I was satisfied that if we could tap into the environmental concerns of the general public and infuse the student anti-war energy into the environmental cause, we could generate a demonstration that would force this issue onto the political agenda. It was a big gamble, but worth a try.

At a conference in Seattle in September 1969, I announced that in the spring of 1970 there would be a nationwide grassroots demonstration on behalf of the environment and invited everyone to participate. The wire services carried the story from coast to coast. The response was electric. It took off like gangbusters. Telegrams, letters, and telephone inquiries poured in from all across the country. The American people finally had a forum to express its concern about what was happening to the land, rivers, lakes, and air - and they did so with spectacular exuberance. For the next four months, two members of my Senate staff, Linda Billings and John Heritage, managed Earth Day affairs out of my Senate office.

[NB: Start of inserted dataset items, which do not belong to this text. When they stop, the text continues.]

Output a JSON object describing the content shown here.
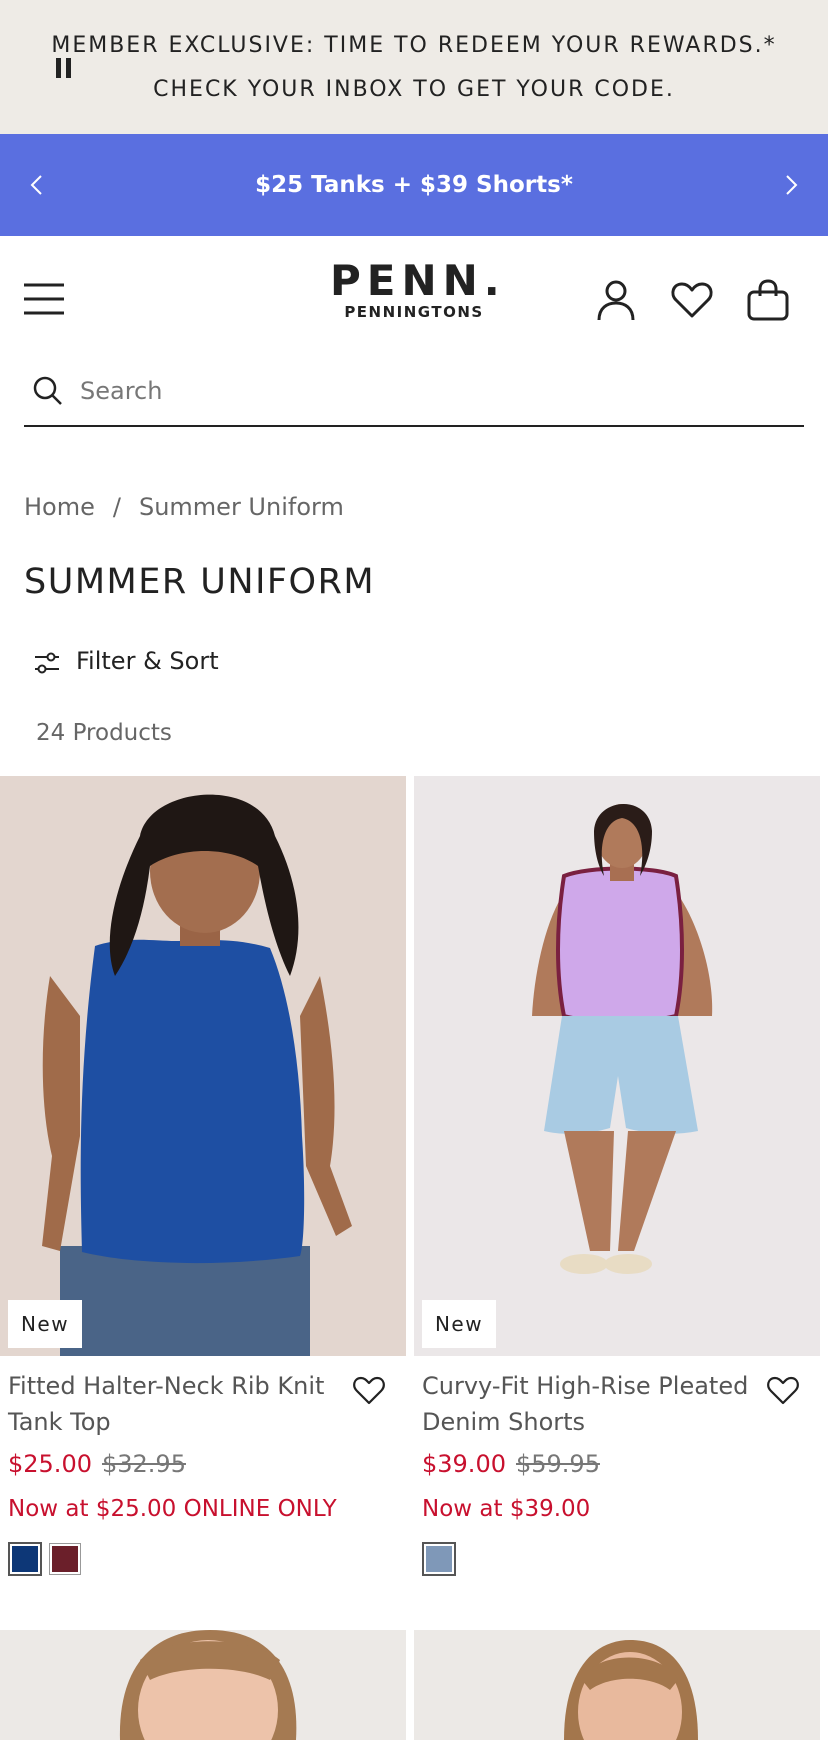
{
  "promo": {
    "line1": "MEMBER EXCLUSIVE: TIME TO REDEEM YOUR REWARDS.*",
    "line2": "CHECK YOUR INBOX TO GET YOUR CODE."
  },
  "banner": {
    "text": "$25 Tanks + $39 Shorts*",
    "color": "#5a6fe0"
  },
  "logo": {
    "big": "PENN.",
    "small": "PENNINGTONS"
  },
  "search": {
    "placeholder": "Search"
  },
  "breadcrumb": {
    "home": "Home",
    "separator": "/",
    "current": "Summer Uniform"
  },
  "page_title": "SUMMER UNIFORM",
  "filter": {
    "label": "Filter & Sort"
  },
  "product_count": "24 Products",
  "products": [
    {
      "badge": "New",
      "name": "Fitted Halter-Neck Rib Knit Tank Top",
      "price": "$25.00",
      "original_price": "$32.95",
      "promo": "Now at $25.00 ONLINE ONLY",
      "swatches": [
        "#0d3777",
        "#6b1f2a"
      ]
    },
    {
      "badge": "New",
      "name": "Curvy-Fit High-Rise Pleated Denim Shorts",
      "price": "$39.00",
      "original_price": "$59.95",
      "promo": "Now at $39.00",
      "swatches": [
        "#7f98b8"
      ]
    }
  ],
  "colors": {
    "sale_red": "#c8102e",
    "promo_bg": "#eeebe6"
  }
}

Five months before Earth Day, on Sunday, November 30, 1969, The New York Times carried a lengthy article by Gladwin Hill reporting on the astonishing proliferation of environmental events:

“Rising concern about the environmental crisis is sweeping the nation’s campuses with an intensity that may be on its way to eclipsing student discontent over the war in Vietnam…a national day of observance of environmental problems…is being planned for next spring…when a nationwide environmental ‘teach-in’…coordinated from the office of Senator Gaylord Nelson is planned….”

It was obvious that we were headed for a spectacular success on Earth Day. It was also obvious that grassroots activities had ballooned beyond the capacity of my U.S. Senate office staff to keep up with the telephone calls, paper work, inquiries, etc. In mid-January, three months before Earth Day, John Gardner, Founder of Common Cause, provided temporary space for a Washington, D.C. headquarters. I staffed the office with college students and selected Denis Hayes as coordinator of activities.

Earth Day worked because of the spontaneous response at the grassroots level. We had neither the time nor resources to organize 20 million demonstrators and the thousands of schools and local communities that participated. That was the remarkable thing about Earth Day. It organized itself.”

That was then. Now people have many things to do and don’t follow the traditional patters of energetic participation. The one place we can still find it is on the internet, especially in social networks. That’s where we will be and create a buzz and a movement to energize the celebration and motivate at least 20 million people, hopefully more.